How Opsware Solves Data Privacy Challenges for Modern Enterprise

Early in 2020, my co-founders Thomas, Andrew and I got together and made the decision to jump into the data privacy space to help millions of companies worldwide struggling to implement and adopt requirements for modern privacy legislation around the globe such as GDPR, CCPA, or PIPEDA.

Privacy Request was founded after we worked with a few of my consulting clients to help implement security and privacy measures across their engineering functions. After doing a project with a major telecom up in Canada, I realized that mapping to data and understanding the context around it was the hardest part of achieving compliance with any modern data privacy legislation.

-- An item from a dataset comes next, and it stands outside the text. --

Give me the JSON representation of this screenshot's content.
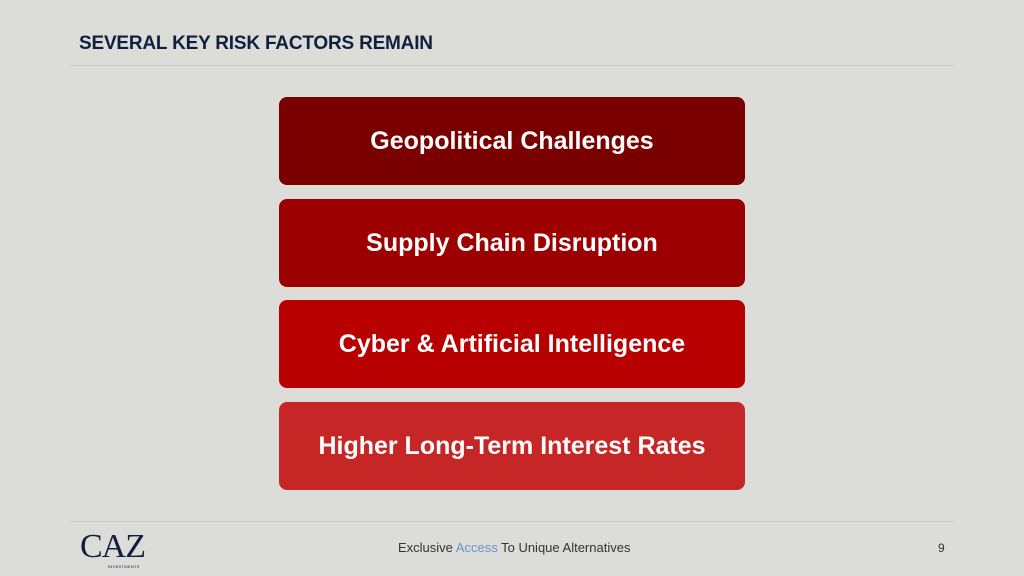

Fascinated by the challenge, the pain and opportunity was obvious, and many solutions in the market were either clunky or not oriented towards engineering and data teams.

While data privacy has been a topic at many large enterprises for years, the rush happened in 2018 after the EU rolled out a first-of-its-kind privacy legislation - the GDPR. Since the inception of the GDPR, we’ve seen over $300M in fines, and an aggressive roll-out of similar privacy laws around the globe such as Brazil’s LGPD, California’s CCPA, Colorado’s CPA, or Virginia's CDPA.  Currently, there’s over 60 jurisdictions worldwide that have either enacted or proposed modern privacy laws similar to the GDPR.  While regulators try to protect their citizens' information, companies are rushing to achieve and demonstrate compliance to their customers. 

While at a glance it may seem obvious that the primary driver of companies adopting privacy assurances may be legislation, it’s becoming more and more clear that the biggest driver is consumers and building trust with your audience. We found that most companies want to respect their customers' privacy. Building these workflows and controls is challenging, and putting this task on engineering teams is often seen as a burden - a lot of companies have been duct taping their way to compliance with in-house solutions. Achieving this at scale is challenging, and many companies face this exact same issue. This is why we founded Privacy Request: to develop cross-functional automation for data privacy that allows companies to demonstrate compliance to their users. Product, marketing and sales teams can easily adopt and show privacy assurances to their customers without slowing down their day-to-day processes.

1. Automated Data Mapping: Discover and connect data systems, without lifting a finger

Privacy Request’s Data Mapping solution handles the complexity and labour intensive workflows of discovering data assets across a scattered enterprise, and classifies data amongst these systems, software tools, and vendors. Our platform acts as a blanket monitoring tool across your enterprise and helps detect personal data within your systems. Privacy Request accounts for regulatory requirements and record keeping that makes data privacy compliance uniquely difficult compared to traditional e-discovery or data mapping solutions. Our solution is uniquely built for companies to easily scale when adding new vendors or systems into their IT environments. Our growing library of pre-built connectors for proprietary or 3rd party tools makes it easy to detect and plugin, without needing to go through engineering or IT teams to help with this discovery. Easily automate legal reviews, proactively spot risks, and keep your ROPAs and data maps up-to-date, without needing to chase down stakeholders or teams.

2. Automated Privacy Right Fulfillment: Avoid costly in-house solutions, workflows, and backlogs

Privacy Request’s data privacy tech stack is the first of its kind. We make it easy for companies to demonstrate compliance and automate the tedious processes that are required. We aim to build a solution for engineering teams that removes the privacy requirements needed to handle regulatory requirements with global laws such as GDPR or CCPA.

When Privacy Request receives a data subject request (access, deletion, or updates) we’ll crawl downstream into your systems to help identify that individual, verify their identity and perform the necessary action for the request. While performing requests, we maintain a fully traceable audit log to make reporting with regulators dead simple, recording every action taken as part of that particular request. Requests are handled within minutes, sometimes even seconds and helps off-load the work from engineers, or customer experience teams who are often the ones controlling and monitoring this process.

3. Privacy Center: Let your customers take control of their data

The Privacy Center is a user experience that allows users to take control of their data within a few clicks. This white-labelled experience is tailored to the businesses branding and will be located at privacy.companydomain.com.

Historically speaking, data request workflows were hard to access. Often buried in privacy policies, or an application’s admin settings, these features are major value-adds for customers who want to know that they can control their information that you collect for them. The Privacy Center helps companies demonstrate compliance and show customers that they have ownership of data that is collected about them - within 1-2 clicks from their computer browser.

While we build a path and the future of data privacy, we aim to give customers control of their data with a single click. By doing so, we’re making it simple for companies to demonstrate these privacy assurances - that is traditionally a challenge to accomplish.

You can read more about Privacy Request and our team, or contact us.

We’re thrilled to be part of this industry and help advance the internet and make it a place that customers can have trust.